La commune s’étire sur un plateau calcaire situé entre 200 et 300 mètres d’altitude, à 18 km de Cannes, 17 km de l’aéroport de Nice et 13 km de Grasse. La départementale M2085, qui relie Grasse à Nice, traverse le village au sud et constitue l’axe d’arrivée naturel depuis le littoral comme depuis l’ouest du département.

Le réseau de transports en commun, lui, n’a pas suivi la croissance du village. Aucune gare ne dessert la commune, et deux lignes de bus seulement la traversent : la ligne 500 des Lignes d’Azur, entre Nice et Grasse, et la ligne 26 du réseau Envibus vers Valbonne et Sophia Antipolis. Ni l’une ni l’autre ne circule à l’heure où s’achève le dernier set.

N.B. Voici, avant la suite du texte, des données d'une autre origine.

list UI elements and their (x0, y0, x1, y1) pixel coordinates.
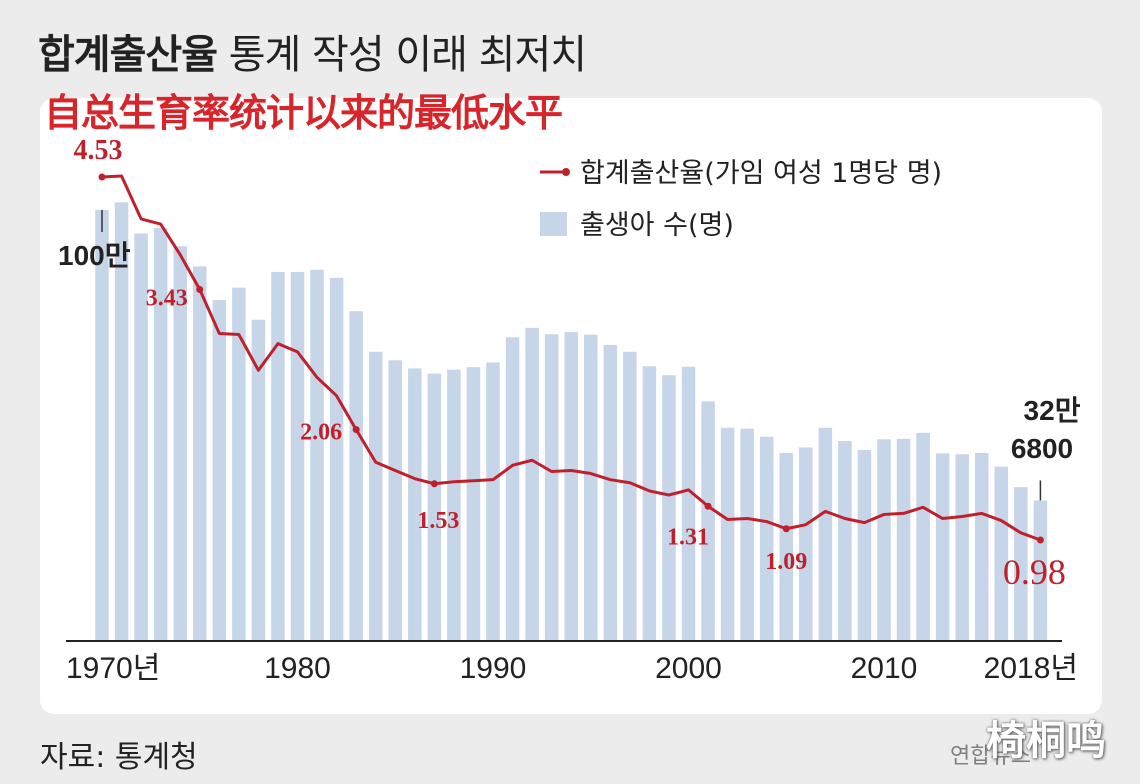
x-tick-label: 2010 (851, 652, 918, 685)
x-tick-label: 1970년 (66, 652, 160, 685)
rate-label-1983: 2.06 (300, 420, 342, 446)
bar-2001 (701, 401, 715, 640)
bar-1994 (564, 332, 578, 640)
x-tick-label: 1990 (460, 652, 527, 685)
bar-1985 (388, 360, 402, 640)
rate-label-1975: 3.43 (146, 285, 188, 311)
bar-1988 (447, 369, 461, 640)
bar-1974 (173, 246, 187, 640)
bar-1976 (212, 300, 227, 640)
bar-1984 (368, 351, 383, 640)
first-bar-label: 100만 (58, 240, 131, 271)
rate-dot-2018 (1036, 536, 1044, 544)
x-axis-ticks: 1970년 1980 1990 2000 2010 2018년 (66, 652, 1078, 685)
bar-2008 (838, 441, 852, 640)
bar-1990 (486, 362, 500, 640)
bar-series (95, 202, 1048, 641)
bar-1979 (271, 271, 285, 640)
rate-label-1987: 1.53 (417, 508, 459, 534)
bar-1973 (153, 227, 168, 641)
watermark: 椅桐鸣 (986, 718, 1106, 764)
rate-dot-1975 (196, 285, 204, 293)
bar-1995 (584, 334, 598, 640)
legend-bar-swatch (540, 212, 567, 236)
bar-1983 (349, 311, 363, 640)
bar-2014 (955, 454, 969, 640)
bar-1986 (408, 368, 422, 640)
legend-line-label: 합계출산율(가임 여성 1명당 명) (580, 158, 942, 189)
bar-1970 (95, 210, 109, 640)
rate-dot-1970 (98, 173, 106, 181)
last-bar-label-line1: 32만 (1024, 395, 1081, 426)
bar-1972 (134, 233, 148, 640)
bar-1989 (466, 367, 481, 640)
chart-title: 합계출산율 통계 작성 이래 최저치 (38, 22, 587, 80)
legend-line-dot (562, 168, 570, 176)
bar-1978 (251, 319, 266, 640)
rate-label-2018: 0.98 (1003, 552, 1066, 592)
bar-1996 (603, 344, 618, 640)
bar-2013 (935, 453, 950, 640)
rate-dot-2001 (704, 502, 712, 510)
chart-title-rest: 통계 작성 이래 최저치 (217, 32, 587, 78)
bar-2003 (740, 428, 754, 640)
bar-1982 (329, 277, 344, 640)
bar-2018 (1033, 500, 1048, 640)
bar-1991 (505, 337, 520, 640)
bar-2009 (857, 449, 872, 640)
bar-1997 (623, 351, 637, 640)
bar-2004 (759, 436, 774, 640)
bar-2000 (681, 366, 696, 640)
bar-1980 (290, 271, 305, 640)
rate-dot-2005 (782, 525, 790, 533)
bar-2012 (916, 432, 930, 640)
bar-2010 (877, 439, 891, 640)
last-bar-label-line2: 6800 (1011, 433, 1073, 464)
bar-1977 (232, 287, 246, 640)
bar-2005 (779, 452, 793, 640)
bar-2002 (720, 427, 735, 640)
rate-label-1970: 4.53 (74, 135, 123, 166)
bar-1992 (525, 327, 539, 640)
bar-1993 (544, 334, 559, 640)
x-tick-label: 2018년 (984, 652, 1078, 685)
rate-dot-1983 (352, 426, 360, 434)
rate-label-2001: 1.31 (667, 524, 709, 550)
legend: 합계출산율(가임 여성 1명당 명) 출생아 수(명) (540, 158, 942, 241)
bar-1981 (310, 269, 324, 640)
bar-1987 (427, 373, 442, 640)
x-tick-label: 2000 (655, 652, 722, 685)
bar-1999 (662, 375, 676, 640)
bar-2017 (1014, 487, 1028, 640)
legend-bar-label: 출생아 수(명) (580, 210, 734, 241)
bar-2015 (975, 452, 989, 640)
bar-2007 (818, 427, 833, 640)
bar-2006 (799, 447, 813, 640)
value-markers: 4.53 3.43 2.06 1.53 1.31 1.09 0.98 (74, 135, 1066, 592)
bar-2016 (994, 466, 1009, 640)
x-tick-label: 1980 (264, 652, 331, 685)
bar-1975 (193, 266, 207, 640)
chart-subtitle: 自总生育率统计以来的最低水平 (44, 91, 563, 135)
fertility-rate-line (101, 174, 1041, 542)
rate-label-2005: 1.09 (765, 549, 807, 575)
bar-annotations: 100만 32만 6800 (58, 210, 1081, 501)
chart-title-bold: 합계출산율 (38, 32, 218, 78)
bar-1998 (642, 366, 657, 640)
source-note: 자료: 통계청 (40, 740, 198, 775)
bar-1971 (114, 202, 129, 641)
rate-dot-1987 (430, 480, 438, 488)
agency-logo-text: 연합뉴스 (950, 744, 1031, 769)
bar-2011 (896, 438, 911, 640)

Le retour de nuit vers Nice, Cannes ou Antibes suppose donc un véhicule, sur des routes de plateau qui ne se prennent pas au chronomètre. C’est la contrainte classique des festivals de l’arrière-pays, celle que le Peillon Jazz Festival règle depuis six éditions par un système de navettes vers son parking, et que Roquefort-les-Pins devra apprendre à gérer avec une population de 7 276 habitants et un stationnement de village.

Un pari culturel pour le moyen pays azuréen

Les Alpes-Maritimes alignent déjà une dizaine de festivals de jazz entre juillet et septembre, de Peillon à Opio en passant par Saint-Jean-Cap-Ferrat. Ajouter un nom à cette liste suppose de trouver une place qui n’existait pas, et Roquefort-les-Pins la cherche du côté du moyen pays, là où les spectacles gratuits du Département tournent déjà dans 158 communes.

Ce qui se joue dépasse deux soirs d’août. Une collectivité de 7 276 habitants qui inscrit un festival international à son programme municipal mise sur la culture comme outil d’attractivité, au même titre que ses équipements ou son cadre de vie. La deuxième édition dira si le Jardin des Décades a trouvé son public, et si le moyen pays azuréen peut exister sur la carte estivale autrement que par ses villages perchés.